Jika tujuan akhir, yaitu berdirinya PLTN dengan reaktor fusi, bisa tercapai, masih ada masalah lain dengan bahan bakarnya, yaitu isotop Helium-3. Di bumi, Helium-3 adalah produk sampingan pada proses pemeliharaan senjata nuklir, karenanya bisa disebut sebagai sumber energi terbarukan, dan dari proses tersebut hanya terdapat beberapa puluh kg saja yang berhasil dikumpulkan sampai saat ini. Namun di luar bumi, yaitu bulan, terdapat sumber alami Helium-3 yang melimpah. Batuan bulan diperkirakan menyimpan sekitar satu juta ton lebih Helium-3. Para ilmuwan memperkirakan bahwa hanya dengan sekitar 40 ton Helium-3 sudah dapat mencukupi seluruh kebutuhan energi di USA selama setahun penuh. Mengenai Helium-3 di bulan dan prospek menambangnya, dapat dibaca dalam tulisan sebelumnya.

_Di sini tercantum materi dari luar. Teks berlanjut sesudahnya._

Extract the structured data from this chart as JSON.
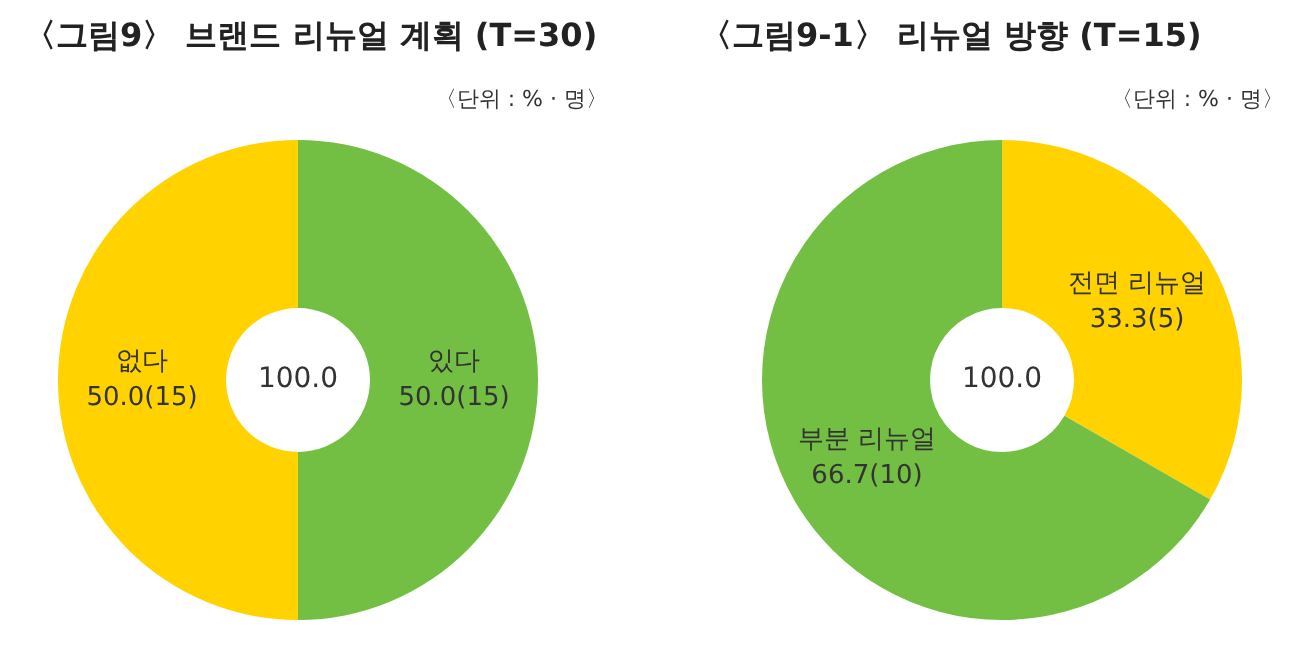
{
  "chart_data": [
    {
      "type": "donut",
      "title": "〈그림9〉 브랜드 리뉴얼 계획 (T=30)",
      "categories": [
        "있다",
        "없다"
      ],
      "values": [
        50,
        50
      ],
      "colors": [
        "#72bf44",
        "#ffd200"
      ],
      "value_labels": [
        "50.0(15)",
        "50.0(15)"
      ],
      "annotations": [
        "〈단위 : % · 명〉",
        "100.0"
      ],
      "legend": false
    },
    {
      "type": "donut",
      "title": "〈그림9-1〉 리뉴얼 방향 (T=15)",
      "categories": [
        "전면 리뉴얼",
        "부분 리뉴얼"
      ],
      "values": [
        33.3,
        66.7
      ],
      "colors": [
        "#ffd200",
        "#72bf44"
      ],
      "value_labels": [
        "33.3(5)",
        "66.7(10)"
      ],
      "annotations": [
        "〈단위 : % · 명〉",
        "100.0"
      ],
      "legend": false
    }
  ]
}
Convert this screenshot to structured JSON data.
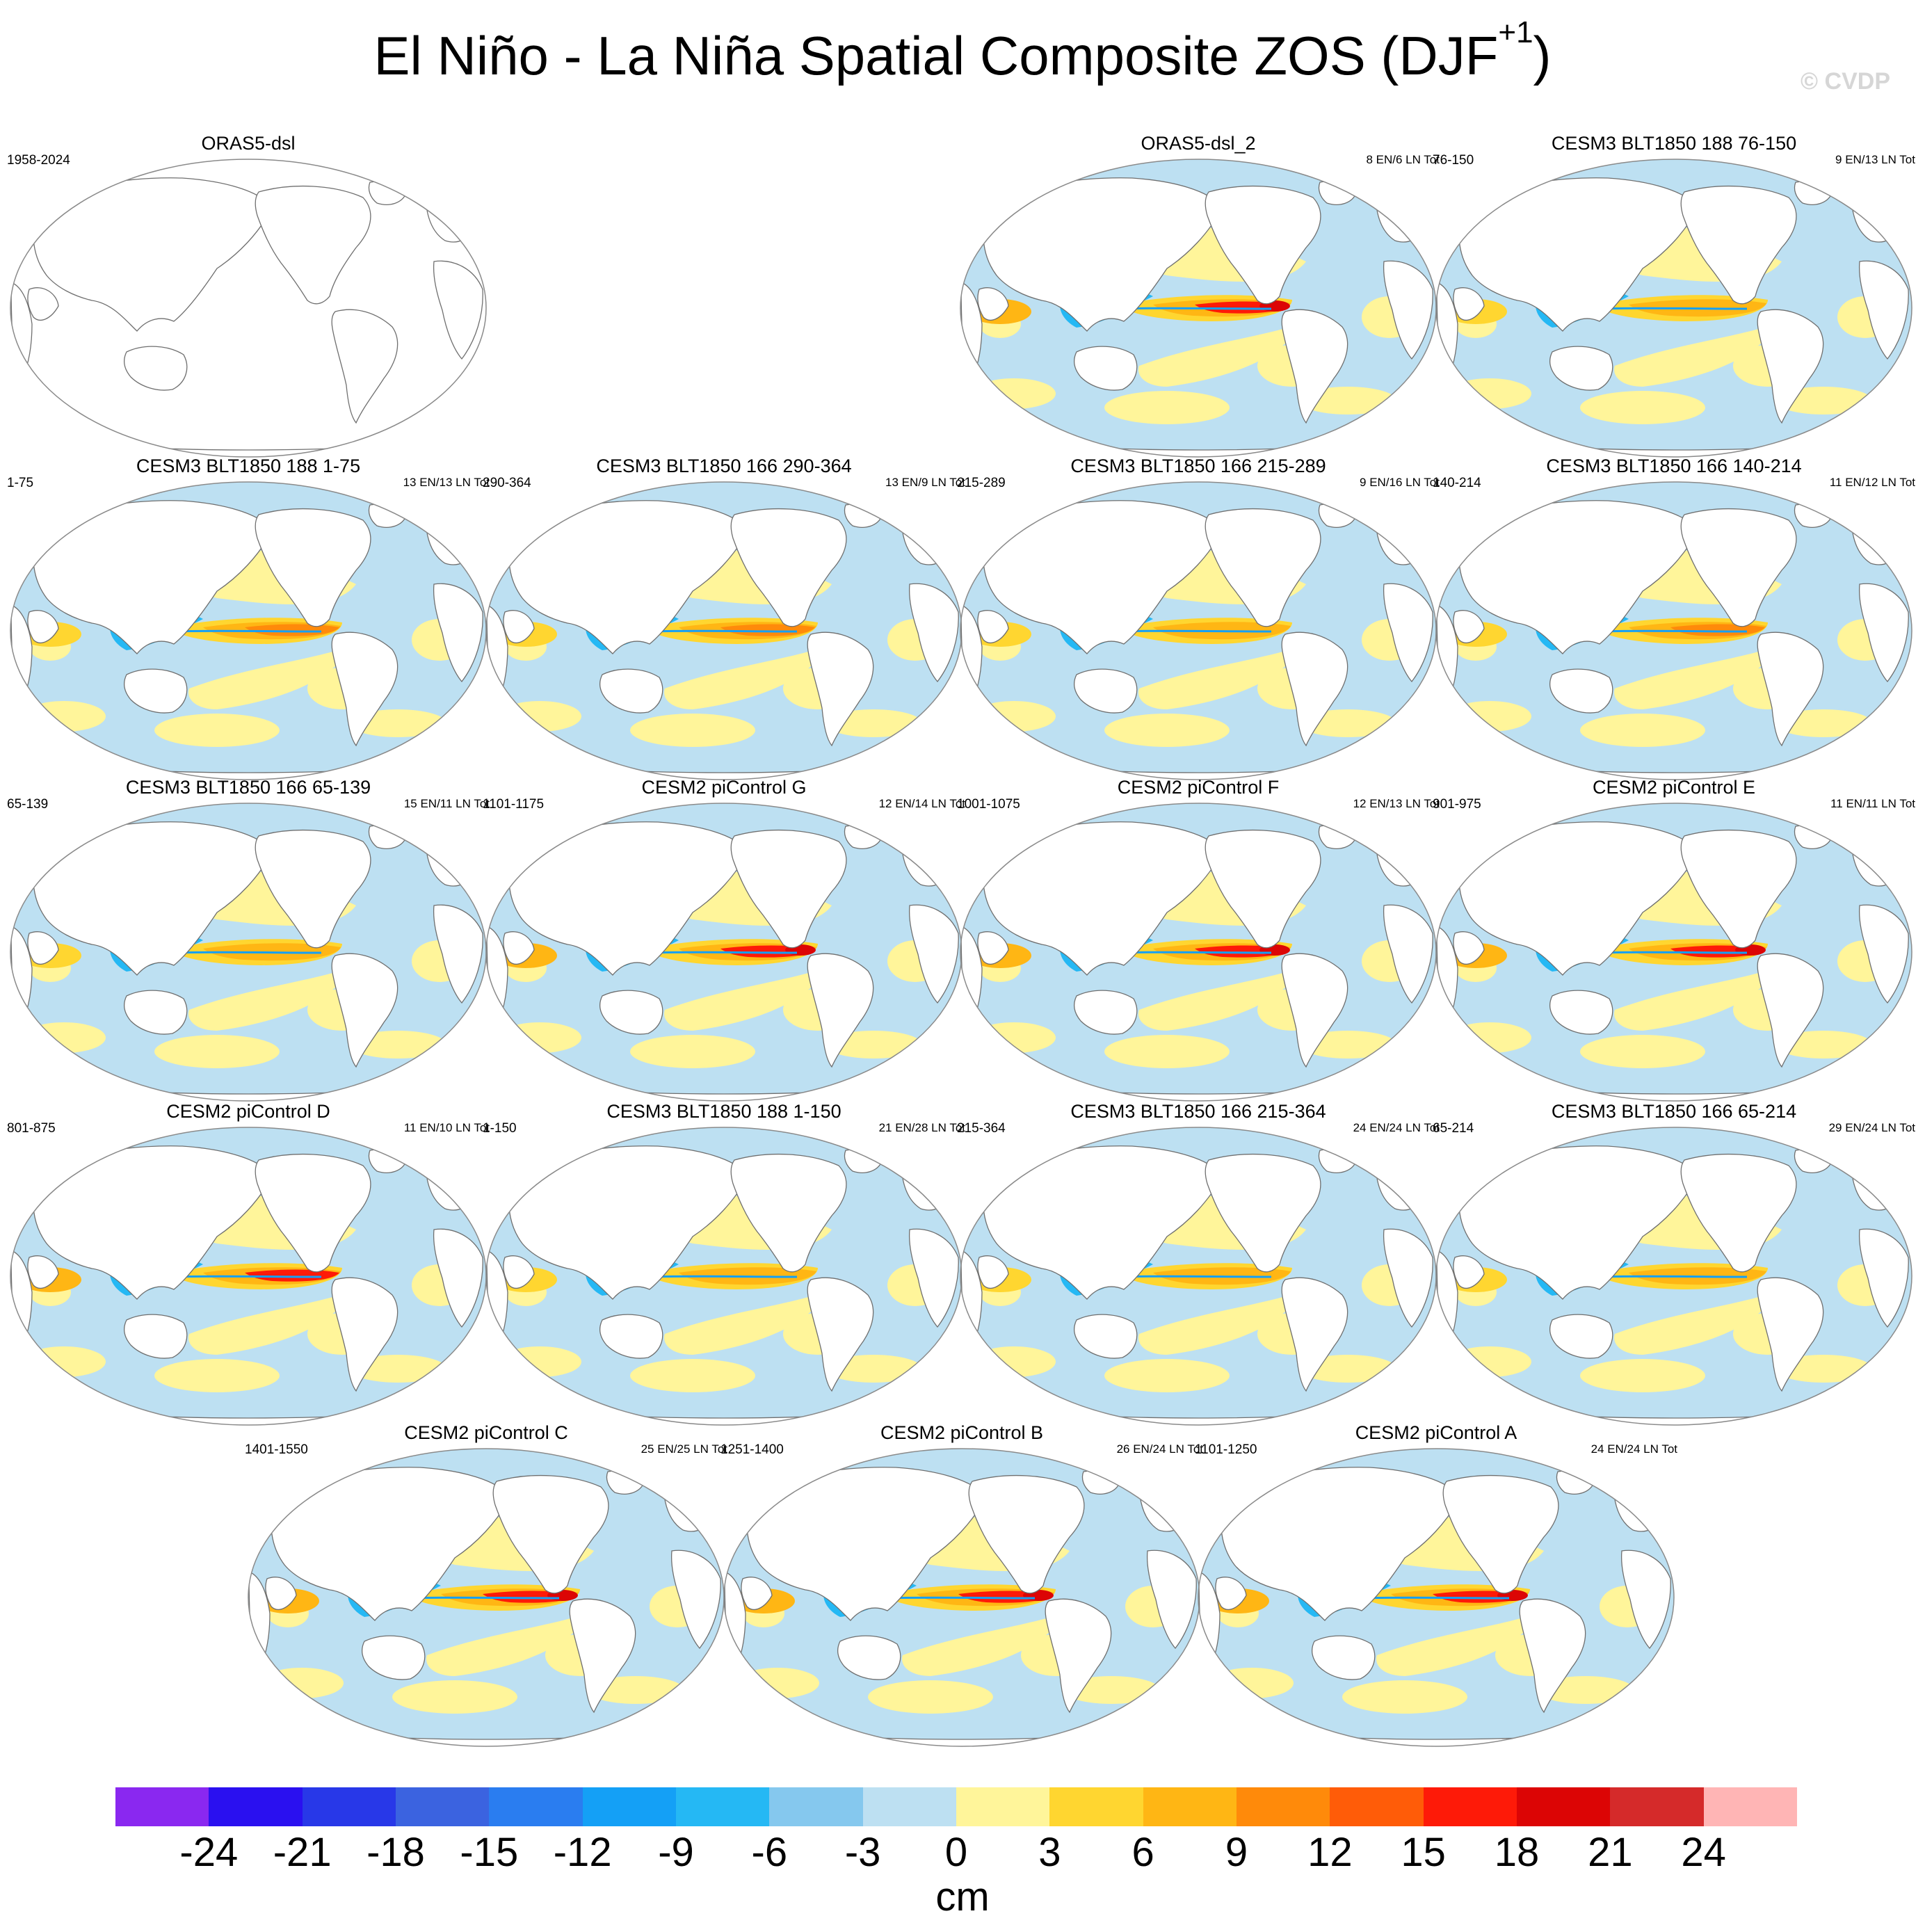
{
  "title": "El Niño - La Niña Spatial Composite ZOS (DJF",
  "title_sup": "+1",
  "title_end": ")",
  "watermark": "© CVDP",
  "panels": [
    {
      "title": "ORAS5-dsl",
      "left": "1958-2024",
      "right": "",
      "empty": true,
      "strength": 0
    },
    {
      "title": "ORAS5-dsl_2",
      "left": "",
      "right": "8 EN/6 LN Tot",
      "empty": false,
      "strength": 0.9
    },
    {
      "title": "CESM3 BLT1850 188 76-150",
      "left": "76-150",
      "right": "9 EN/13 LN Tot",
      "empty": false,
      "strength": 0.45
    },
    {
      "title": "CESM3 BLT1850 188 1-75",
      "left": "1-75",
      "right": "13 EN/13 LN Tot",
      "empty": false,
      "strength": 0.55
    },
    {
      "title": "CESM3 BLT1850 166 290-364",
      "left": "290-364",
      "right": "13 EN/9 LN Tot",
      "empty": false,
      "strength": 0.6
    },
    {
      "title": "CESM3 BLT1850 166 215-289",
      "left": "215-289",
      "right": "9 EN/16 LN Tot",
      "empty": false,
      "strength": 0.5
    },
    {
      "title": "CESM3 BLT1850 166 140-214",
      "left": "140-214",
      "right": "11 EN/12 LN Tot",
      "empty": false,
      "strength": 0.55
    },
    {
      "title": "CESM3 BLT1850 166 65-139",
      "left": "65-139",
      "right": "15 EN/11 LN Tot",
      "empty": false,
      "strength": 0.45
    },
    {
      "title": "CESM2 piControl G",
      "left": "1101-1175",
      "right": "12 EN/14 LN Tot",
      "empty": false,
      "strength": 0.9
    },
    {
      "title": "CESM2 piControl F",
      "left": "1001-1075",
      "right": "12 EN/13 LN Tot",
      "empty": false,
      "strength": 0.9
    },
    {
      "title": "CESM2 piControl E",
      "left": "901-975",
      "right": "11 EN/11 LN Tot",
      "empty": false,
      "strength": 0.9
    },
    {
      "title": "CESM2 piControl D",
      "left": "801-875",
      "right": "11 EN/10 LN Tot",
      "empty": false,
      "strength": 0.85
    },
    {
      "title": "CESM3 BLT1850 188 1-150",
      "left": "1-150",
      "right": "21 EN/28 LN Tot",
      "empty": false,
      "strength": 0.5
    },
    {
      "title": "CESM3 BLT1850 166 215-364",
      "left": "215-364",
      "right": "24 EN/24 LN Tot",
      "empty": false,
      "strength": 0.5
    },
    {
      "title": "CESM3 BLT1850 166 65-214",
      "left": "65-214",
      "right": "29 EN/24 LN Tot",
      "empty": false,
      "strength": 0.5
    },
    {
      "title": "CESM2 piControl C",
      "left": "1401-1550",
      "right": "25 EN/25 LN Tot",
      "empty": false,
      "strength": 0.95
    },
    {
      "title": "CESM2 piControl B",
      "left": "1251-1400",
      "right": "26 EN/24 LN Tot",
      "empty": false,
      "strength": 0.95
    },
    {
      "title": "CESM2 piControl A",
      "left": "1101-1250",
      "right": "24 EN/24 LN Tot",
      "empty": false,
      "strength": 1.0
    }
  ],
  "colorbar": {
    "colors": [
      "#8a28f0",
      "#2a10f0",
      "#2838e8",
      "#3b63e0",
      "#2a7df0",
      "#14a0f6",
      "#25b8f4",
      "#85c8ee",
      "#bde0f2",
      "#fff59a",
      "#ffd630",
      "#ffb614",
      "#ff8a0a",
      "#ff5c08",
      "#fe1a08",
      "#dc0505",
      "#d52a2a",
      "#ffb5b5"
    ],
    "ticks": [
      "-24",
      "-21",
      "-18",
      "-15",
      "-12",
      "-9",
      "-6",
      "-3",
      "0",
      "3",
      "6",
      "9",
      "12",
      "15",
      "18",
      "21",
      "24"
    ],
    "units": "cm"
  }
}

Melihat terobosan yang diperoleh NIF ini, mengikuti sikap optimistik para peneliti reaktor fusi, mungkin dalam 3 dekade lagi kita sudah bisa memiliki listrik yang dihasilkan oleh PLTN dengan reactor fusi, suatu PLTN yang bersih dan aman, bebas dari radiasi dan kontaminasi bahan berbahaya bagi lingkungan dan manusia.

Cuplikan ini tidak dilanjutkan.